The shadow of the Pre-Raphaelites rears again in the woozy mysticism of their Celtic revival cousins. These decorative mash-ups of pagan folklore and Christian iconography divide the crowd, but the curators have assembled a collection to reward fans and challenge sceptics. John Duncan’s ‘Saint Bride’ (1913) looks fresh and spectacular (see below), its colours popping against the woad blue walls. The ornamental finesse of Phoebe Anna Traquair’s silk and gold thread embroidered panels (1895-1902) underlines her elite status in the arts and crafts movement.

A series of Edinburgh paintings is dominated by two large Alexander Nasmyths from 1825, portraits of the proud Enlightenment city teeming with life, commerce and construction. They flank a large window that reveals some of the same sights today. Any concerns about seeming too capital-centric have been set aside, and rightly. Edinburgh is one of the world’s great cities, it must be celebrated here. Glasgow is almost absent as a subject anyway.

But Glasgow painters bound off the walls. The gallery wants the collection to be accessible in every way, so before rehanging they canvassed opinion on the nation’s favourite artists. They found, perhaps to their dismay, that Charles Rennie Mackintosh, an architect, topped the list. Maybe because nobody ever went to see the National Galleries’ Scottish collection. No matter, also name-checked were the Glasgow Boys and the colourists. These popular tastes are well served, with greatest hits including a Peploe still life, a J.D. Fergusson portrait and James Guthrie’s knife-wielding cabbage-patch kid, ‘A Hind’s Daughter’ (1883), defiantly dangling her severed greens in a muddy kailyard. Mackintosh fans will find one of his elegant watercolour landscapes in a temporary display of Glasgow Style works on paper that also includes pieces by Margaret Macdonald Mackintosh and Frances Macdonald MacNair, two of the strong female artists well represented across the exhibits.

As we venture deeper into history, storytelling replaces realism and decorative design, with once hugely popular Victorian artists drawing inspiration from literature, not life. The space fills with narrative works that present scenes from Shakespeare and Dante, converse with the mythical poet Ossian or even translate the 15th-century verse of King James I into an elaborate and immaculately restored four-part folding screen. This is ‘The King’s Quair’ (1867-68) by William Bell Scott, a largely forgotten artist poised for a renaissance.

As the collection nears its end, Henry Raeburn’s great portrait of Sir Walter Scott  (1822-23) signals that the fictions are starting to blur with reality. Scott is pulling the strings in this final space, encircled by paintings that transpose his vision of an imagined Scotland on to real landscapes. Not many Scots read his work today, but we all recognise his world.
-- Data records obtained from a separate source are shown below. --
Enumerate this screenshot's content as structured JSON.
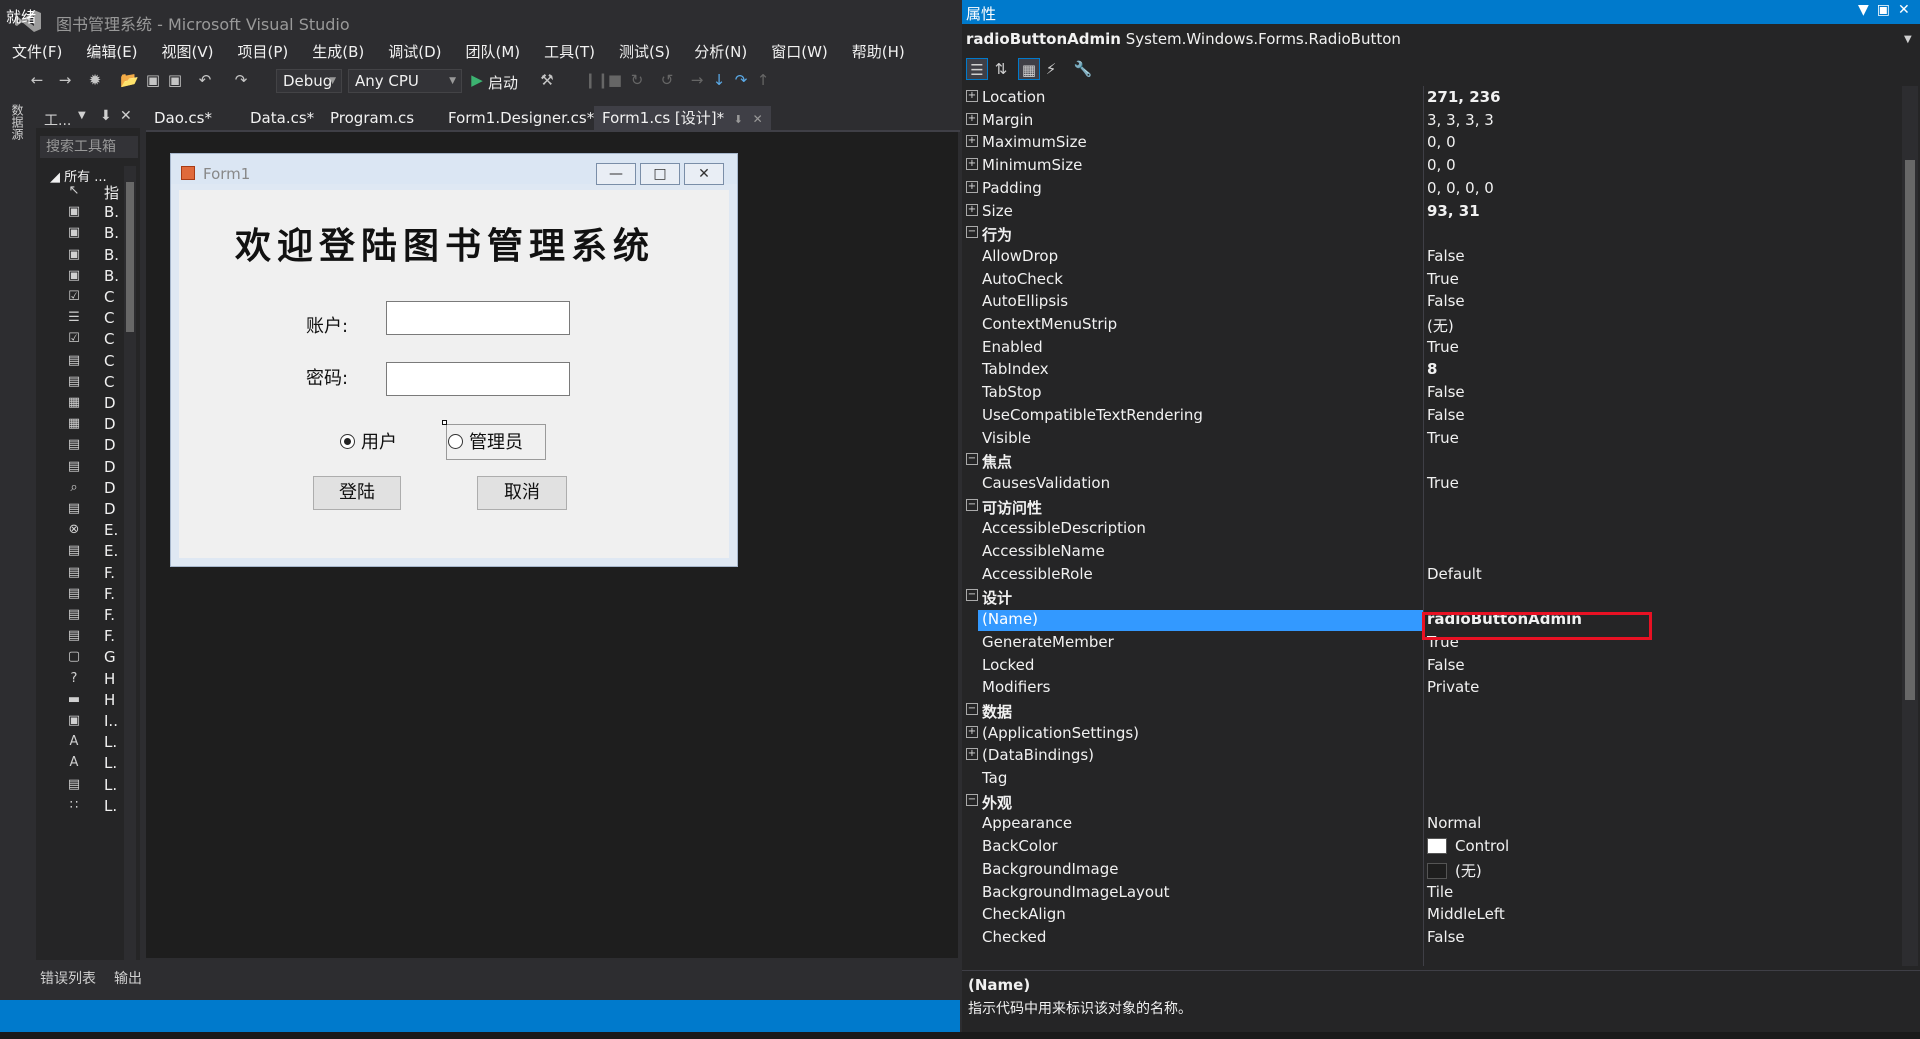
{
  "window": {
    "title": "图书管理系统 - Microsoft Visual Studio"
  },
  "menu": [
    "文件(F)",
    "编辑(E)",
    "视图(V)",
    "项目(P)",
    "生成(B)",
    "调试(D)",
    "团队(M)",
    "工具(T)",
    "测试(S)",
    "分析(N)",
    "窗口(W)",
    "帮助(H)"
  ],
  "toolbar": {
    "config": "Debug",
    "platform": "Any CPU",
    "start_label": "启动"
  },
  "left_strip": {
    "datasource_tab": "数据源"
  },
  "toolbox": {
    "title": "工...",
    "search_placeholder": "搜索工具箱",
    "group": "所有 ...",
    "items": [
      "指",
      "B.",
      "B.",
      "B.",
      "B.",
      "C",
      "C",
      "C",
      "C",
      "C",
      "D",
      "D",
      "D",
      "D",
      "D",
      "D",
      "E.",
      "E.",
      "F.",
      "F.",
      "F.",
      "F.",
      "G",
      "H",
      "H",
      "I..",
      "L.",
      "L.",
      "L.",
      "L."
    ]
  },
  "doc_tabs": [
    "Dao.cs*",
    "Data.cs*",
    "Program.cs",
    "Form1.Designer.cs*",
    "Form1.cs [设计]*"
  ],
  "form": {
    "title": "Form1",
    "heading": "欢迎登陆图书管理系统",
    "account_label": "账户:",
    "password_label": "密码:",
    "radio_user": "用户",
    "radio_admin": "管理员",
    "login_button": "登陆",
    "cancel_button": "取消"
  },
  "bottom_tabs": [
    "错误列表",
    "输出"
  ],
  "status": "就绪",
  "properties": {
    "panel_title": "属性",
    "object_name": "radioButtonAdmin",
    "object_type": "System.Windows.Forms.RadioButton",
    "rows": [
      {
        "name": "Location",
        "value": "271, 236",
        "expand": "+",
        "bold": true
      },
      {
        "name": "Margin",
        "value": "3, 3, 3, 3",
        "expand": "+"
      },
      {
        "name": "MaximumSize",
        "value": "0, 0",
        "expand": "+"
      },
      {
        "name": "MinimumSize",
        "value": "0, 0",
        "expand": "+"
      },
      {
        "name": "Padding",
        "value": "0, 0, 0, 0",
        "expand": "+"
      },
      {
        "name": "Size",
        "value": "93, 31",
        "expand": "+",
        "bold": true
      },
      {
        "name": "行为",
        "value": "",
        "expand": "-",
        "category": true
      },
      {
        "name": "AllowDrop",
        "value": "False"
      },
      {
        "name": "AutoCheck",
        "value": "True"
      },
      {
        "name": "AutoEllipsis",
        "value": "False"
      },
      {
        "name": "ContextMenuStrip",
        "value": "(无)"
      },
      {
        "name": "Enabled",
        "value": "True"
      },
      {
        "name": "TabIndex",
        "value": "8",
        "bold": true
      },
      {
        "name": "TabStop",
        "value": "False"
      },
      {
        "name": "UseCompatibleTextRendering",
        "value": "False"
      },
      {
        "name": "Visible",
        "value": "True"
      },
      {
        "name": "焦点",
        "value": "",
        "expand": "-",
        "category": true
      },
      {
        "name": "CausesValidation",
        "value": "True"
      },
      {
        "name": "可访问性",
        "value": "",
        "expand": "-",
        "category": true
      },
      {
        "name": "AccessibleDescription",
        "value": ""
      },
      {
        "name": "AccessibleName",
        "value": ""
      },
      {
        "name": "AccessibleRole",
        "value": "Default"
      },
      {
        "name": "设计",
        "value": "",
        "expand": "-",
        "category": true
      },
      {
        "name": "(Name)",
        "value": "radioButtonAdmin",
        "bold": true,
        "selected": true
      },
      {
        "name": "GenerateMember",
        "value": "True"
      },
      {
        "name": "Locked",
        "value": "False"
      },
      {
        "name": "Modifiers",
        "value": "Private"
      },
      {
        "name": "数据",
        "value": "",
        "expand": "-",
        "category": true
      },
      {
        "name": "(ApplicationSettings)",
        "value": "",
        "expand": "+"
      },
      {
        "name": "(DataBindings)",
        "value": "",
        "expand": "+"
      },
      {
        "name": "Tag",
        "value": ""
      },
      {
        "name": "外观",
        "value": "",
        "expand": "-",
        "category": true
      },
      {
        "name": "Appearance",
        "value": "Normal"
      },
      {
        "name": "BackColor",
        "value": "Control",
        "swatch": "#ffffff"
      },
      {
        "name": "BackgroundImage",
        "value": "(无)",
        "swatch": "#1e1e1e"
      },
      {
        "name": "BackgroundImageLayout",
        "value": "Tile"
      },
      {
        "name": "CheckAlign",
        "value": "MiddleLeft"
      },
      {
        "name": "Checked",
        "value": "False"
      }
    ],
    "description_title": "(Name)",
    "description_text": "指示代码中用来标识该对象的名称。"
  }
}
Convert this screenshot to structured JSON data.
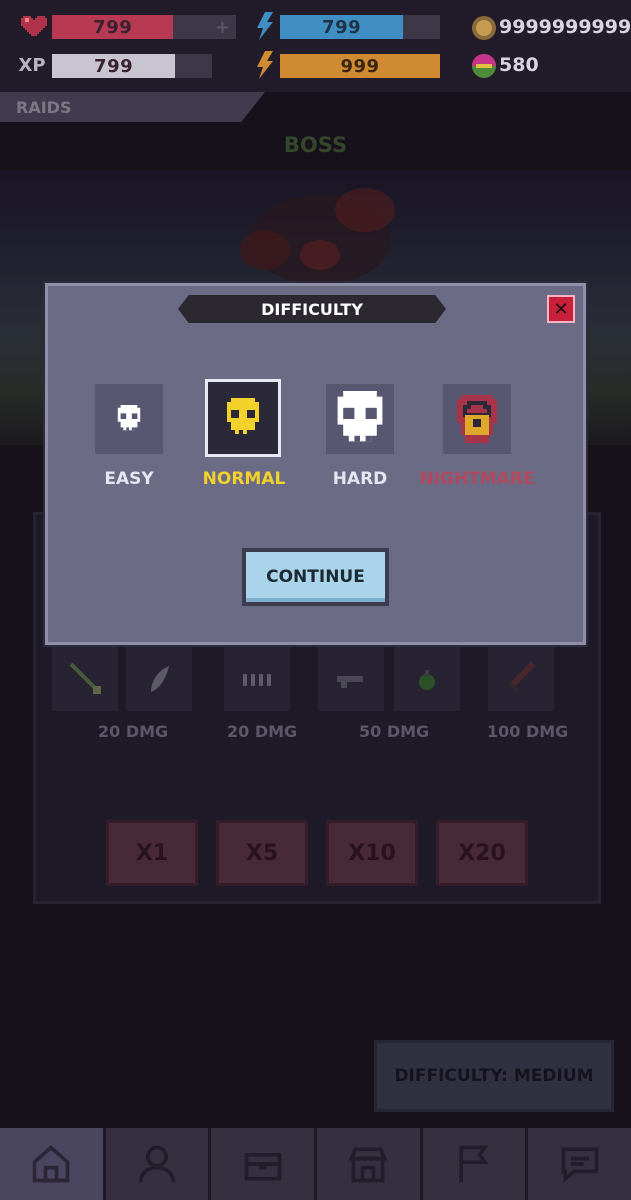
{
  "status": {
    "health": {
      "value": "799",
      "fill": 0.6,
      "color": "#b83a52",
      "icon": "heart-icon"
    },
    "xp": {
      "label": "XP",
      "value": "799",
      "fill": 0.6,
      "color": "#c9c5d0"
    },
    "energy_blue": {
      "value": "799",
      "fill": 0.8,
      "color": "#3f8fc4",
      "icon": "lightning-icon"
    },
    "energy_orange": {
      "value": "999",
      "fill": 1.0,
      "color": "#d08a32",
      "icon": "lightning-icon"
    },
    "coins": {
      "value": "9999999999",
      "icon": "coin-icon"
    },
    "gems": {
      "value": "580",
      "icon": "gem-icon"
    }
  },
  "tab": {
    "label": "RAIDS"
  },
  "scene": {
    "title": "BOSS"
  },
  "weapons": [
    {
      "icon": "staff-icon",
      "dmg": "20 DMG"
    },
    {
      "icon": "feather-icon",
      "dmg": ""
    },
    {
      "icon": "ammo-icon",
      "dmg": "20 DMG"
    },
    {
      "icon": "gun-icon",
      "dmg": "50 DMG"
    },
    {
      "icon": "potion-icon",
      "dmg": ""
    },
    {
      "icon": "sword-icon",
      "dmg": "100 DMG"
    }
  ],
  "multipliers": [
    "X1",
    "X5",
    "X10",
    "X20"
  ],
  "difficulty_button": {
    "label": "DIFFICULTY: MEDIUM"
  },
  "modal": {
    "title": "DIFFICULTY",
    "close": "✕",
    "options": [
      {
        "label": "EASY",
        "color": "#e6e4ee",
        "selected": false,
        "locked": false
      },
      {
        "label": "NORMAL",
        "color": "#f2d22a",
        "selected": true,
        "locked": false
      },
      {
        "label": "HARD",
        "color": "#e6e4ee",
        "selected": false,
        "locked": false
      },
      {
        "label": "NIGHTMARE",
        "color": "#b04a5e",
        "selected": false,
        "locked": true
      }
    ],
    "continue_label": "CONTINUE"
  },
  "nav": [
    {
      "icon": "home-icon",
      "active": true
    },
    {
      "icon": "profile-icon",
      "active": false
    },
    {
      "icon": "chest-icon",
      "active": false
    },
    {
      "icon": "shop-icon",
      "active": false
    },
    {
      "icon": "flag-icon",
      "active": false
    },
    {
      "icon": "chat-icon",
      "active": false
    }
  ]
}
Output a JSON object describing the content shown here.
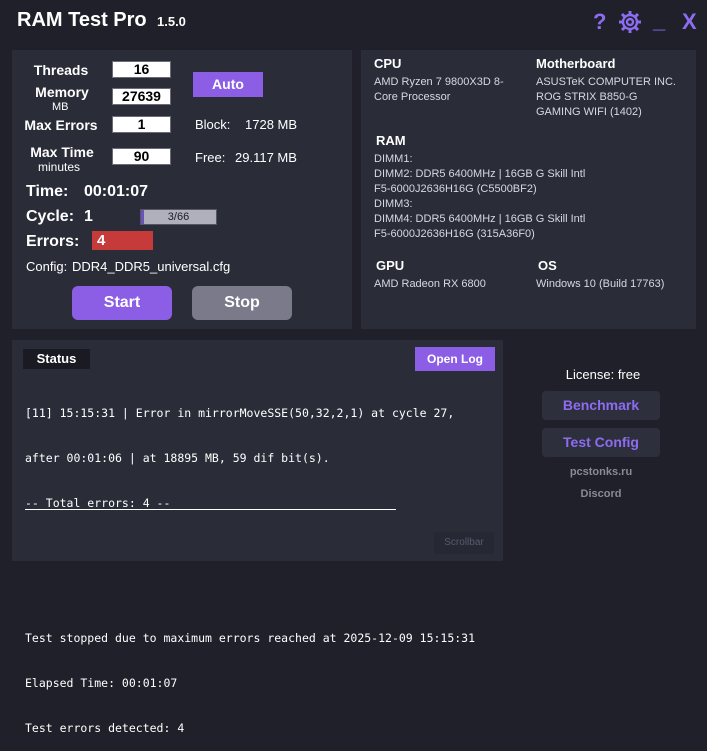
{
  "app": {
    "title": "RAM Test Pro",
    "version": "1.5.0"
  },
  "window": {
    "help": "?",
    "settings_icon": "gear-icon",
    "minimize": "_",
    "close": "X"
  },
  "colors": {
    "accent": "#8c5ee6",
    "background": "#1f2029",
    "panel": "#2a2c38",
    "error": "#c63a3a"
  },
  "settings": {
    "threads_label": "Threads",
    "threads_value": "16",
    "memory_label": "Memory",
    "memory_unit": "MB",
    "memory_value": "27639",
    "max_errors_label": "Max Errors",
    "max_errors_value": "1",
    "max_time_label": "Max Time",
    "max_time_unit": "minutes",
    "max_time_value": "90",
    "auto_label": "Auto",
    "block_label": "Block:",
    "block_value": "1728 MB",
    "free_label": "Free:",
    "free_value": "29.117 MB"
  },
  "run": {
    "time_label": "Time:",
    "time_value": "00:01:07",
    "cycle_label": "Cycle:",
    "cycle_value": "1",
    "progress_text": "3/66",
    "progress_fraction": 0.045,
    "errors_label": "Errors:",
    "errors_value": "4",
    "config_label": "Config:",
    "config_value": "DDR4_DDR5_universal.cfg",
    "start_label": "Start",
    "stop_label": "Stop"
  },
  "hardware": {
    "cpu_label": "CPU",
    "cpu_value": "AMD Ryzen 7 9800X3D 8-Core Processor",
    "mb_label": "Motherboard",
    "mb_line1": "ASUSTeK COMPUTER INC.",
    "mb_line2": "ROG STRIX B850-G",
    "mb_line3": "GAMING WIFI (1402)",
    "ram_label": "RAM",
    "ram_lines": [
      "DIMM1:",
      "DIMM2: DDR5 6400MHz | 16GB G Skill Intl",
      "F5-6000J2636H16G (C5500BF2)",
      "DIMM3:",
      "DIMM4: DDR5 6400MHz | 16GB G Skill Intl",
      "F5-6000J2636H16G (315A36F0)"
    ],
    "gpu_label": "GPU",
    "gpu_value": "AMD Radeon RX 6800",
    "os_label": "OS",
    "os_value": "Windows 10 (Build 17763)"
  },
  "status": {
    "tab_label": "Status",
    "open_log_label": "Open Log",
    "log_lines": [
      "[11] 15:15:31 | Error in mirrorMoveSSE(50,32,2,1) at cycle 27,",
      "after 00:01:06 | at 18895 MB, 59 dif bit(s).",
      "-- Total errors: 4 --",
      "",
      "",
      "Test stopped due to maximum errors reached at 2025-12-09 15:15:31",
      "Elapsed Time: 00:01:07",
      "Test errors detected: 4"
    ],
    "scrollbar_label": "Scrollbar"
  },
  "side": {
    "license": "License: free",
    "benchmark_label": "Benchmark",
    "test_config_label": "Test Config",
    "site": "pcstonks.ru",
    "discord": "Discord"
  }
}
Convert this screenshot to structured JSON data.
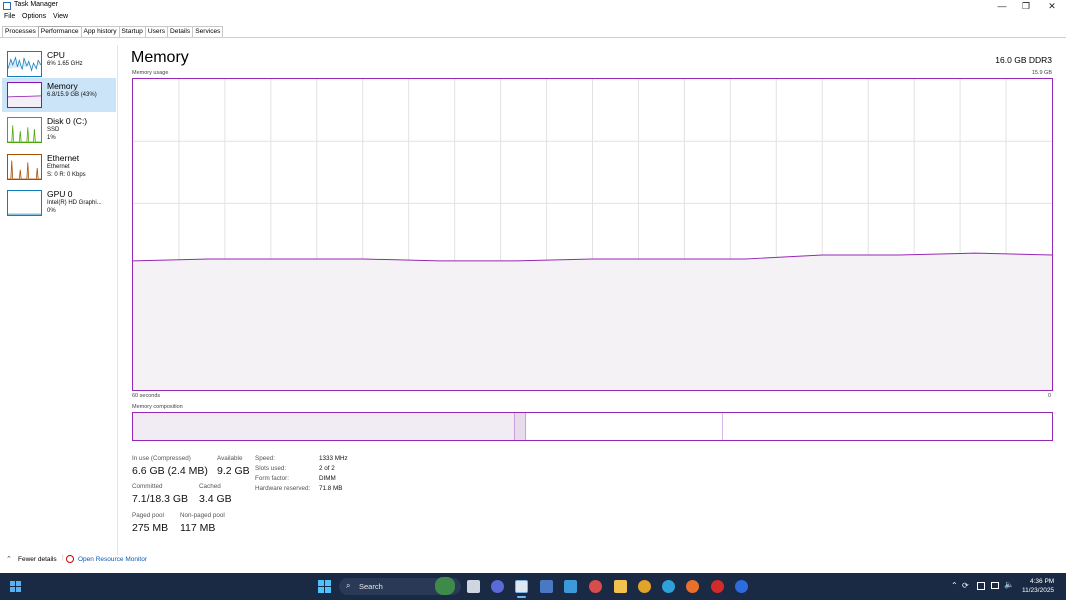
{
  "window": {
    "title": "Task Manager",
    "buttons": {
      "minimize": "—",
      "restore": "❐",
      "close": "✕"
    }
  },
  "menu": [
    "File",
    "Options",
    "View"
  ],
  "tabs": [
    "Processes",
    "Performance",
    "App history",
    "Startup",
    "Users",
    "Details",
    "Services"
  ],
  "active_tab": "Performance",
  "sidebar": {
    "items": [
      {
        "name": "CPU",
        "sub1": "6%  1.65 GHz",
        "color": "#117dbb"
      },
      {
        "name": "Memory",
        "sub1": "6.8/15.9 GB (43%)",
        "color": "#8b12ae",
        "selected": true
      },
      {
        "name": "Disk 0 (C:)",
        "sub1": "SSD",
        "sub2": "1%",
        "color": "#4da60c"
      },
      {
        "name": "Ethernet",
        "sub1": "Ethernet",
        "sub2": "S: 0  R: 0 Kbps",
        "color": "#a74f01"
      },
      {
        "name": "GPU 0",
        "sub1": "Intel(R) HD Graphi...",
        "sub2": "0%",
        "color": "#117dbb"
      }
    ]
  },
  "main": {
    "title": "Memory",
    "spec": "16.0 GB DDR3",
    "usage_label": "Memory usage",
    "usage_max": "15.9 GB",
    "time_left": "60 seconds",
    "time_right": "0",
    "composition_label": "Memory composition"
  },
  "stats": {
    "in_use_label": "In use (Compressed)",
    "in_use_value": "6.6 GB (2.4 MB)",
    "available_label": "Available",
    "available_value": "9.2 GB",
    "committed_label": "Committed",
    "committed_value": "7.1/18.3 GB",
    "cached_label": "Cached",
    "cached_value": "3.4 GB",
    "paged_label": "Paged pool",
    "paged_value": "275 MB",
    "nonpaged_label": "Non-paged pool",
    "nonpaged_value": "117 MB"
  },
  "specs": [
    {
      "label": "Speed:",
      "value": "1333 MHz"
    },
    {
      "label": "Slots used:",
      "value": "2 of 2"
    },
    {
      "label": "Form factor:",
      "value": "DIMM"
    },
    {
      "label": "Hardware reserved:",
      "value": "71.8 MB"
    }
  ],
  "footer": {
    "fewer_details": "Fewer details",
    "resource_monitor": "Open Resource Monitor"
  },
  "taskbar": {
    "search": "Search",
    "time": "4:36 PM",
    "date": "11/23/2025"
  },
  "chart_data": {
    "type": "area",
    "x": [
      60,
      55,
      50,
      45,
      40,
      35,
      30,
      25,
      20,
      15,
      10,
      5,
      0
    ],
    "values": [
      6.6,
      6.7,
      6.7,
      6.7,
      6.6,
      6.6,
      6.7,
      6.7,
      6.7,
      6.9,
      6.9,
      7.0,
      6.9
    ],
    "ylim": [
      0,
      15.9
    ],
    "xlim": [
      60,
      0
    ],
    "grid": true,
    "composition": {
      "in_use": 6.6,
      "modified": 0.2,
      "standby": 3.4,
      "free": 5.7
    }
  },
  "colors": {
    "memory": "#9528b4",
    "fill": "#f4f2f5",
    "grid": "#e2e2e2",
    "taskbar": "#1a2a44"
  }
}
Extravagant interpretations of Highland and Lowland landscapes, misty glens and awe-inspiring mountains conjure a familiar romantic Scottish reverie that has, for all its critics, endured to the present day. And, of course, at the end of the room, surveying these worlds with an imperious eye, stands ‘The Monarch of the Glen’ (c.1851), the omnipresent Scottish symbol, painted by Edwin Landseer, an Englishman.

The gallery is unapologetic about showing off this work, which is either the first or the last thing a visitor to the new space sees. Texts acknowledge that these paintings represent an idealised version of Scott’s ‘land of the mountain and the flood’; Horatio McCulloch’s ‘Highland Landscape with a Waterfall’ (c.1835) is probably imaginary, other landscapes have been dramatically sexed up. Raeburn’s portrait of ‘Colonel Alastair Ranaldson Macdonell of Glengarry’ (c.1812), inspiration for a tragic chieftain character in Scott’s Waverley, presents him as a dashing hero, not the architect of brutal land clearances.

It’s a partial and heavily edited shortbread shorthand for a complex modern country. But the stag, the misty landscapes and the tartan remain sensationally popular. Nearly 200 years on from Scott’s death, his conjured country is still the Scotland that sells, and the National Galleries, in thrall to no agenda beyond proudly sharing its art, isn’t ashamed to admit it.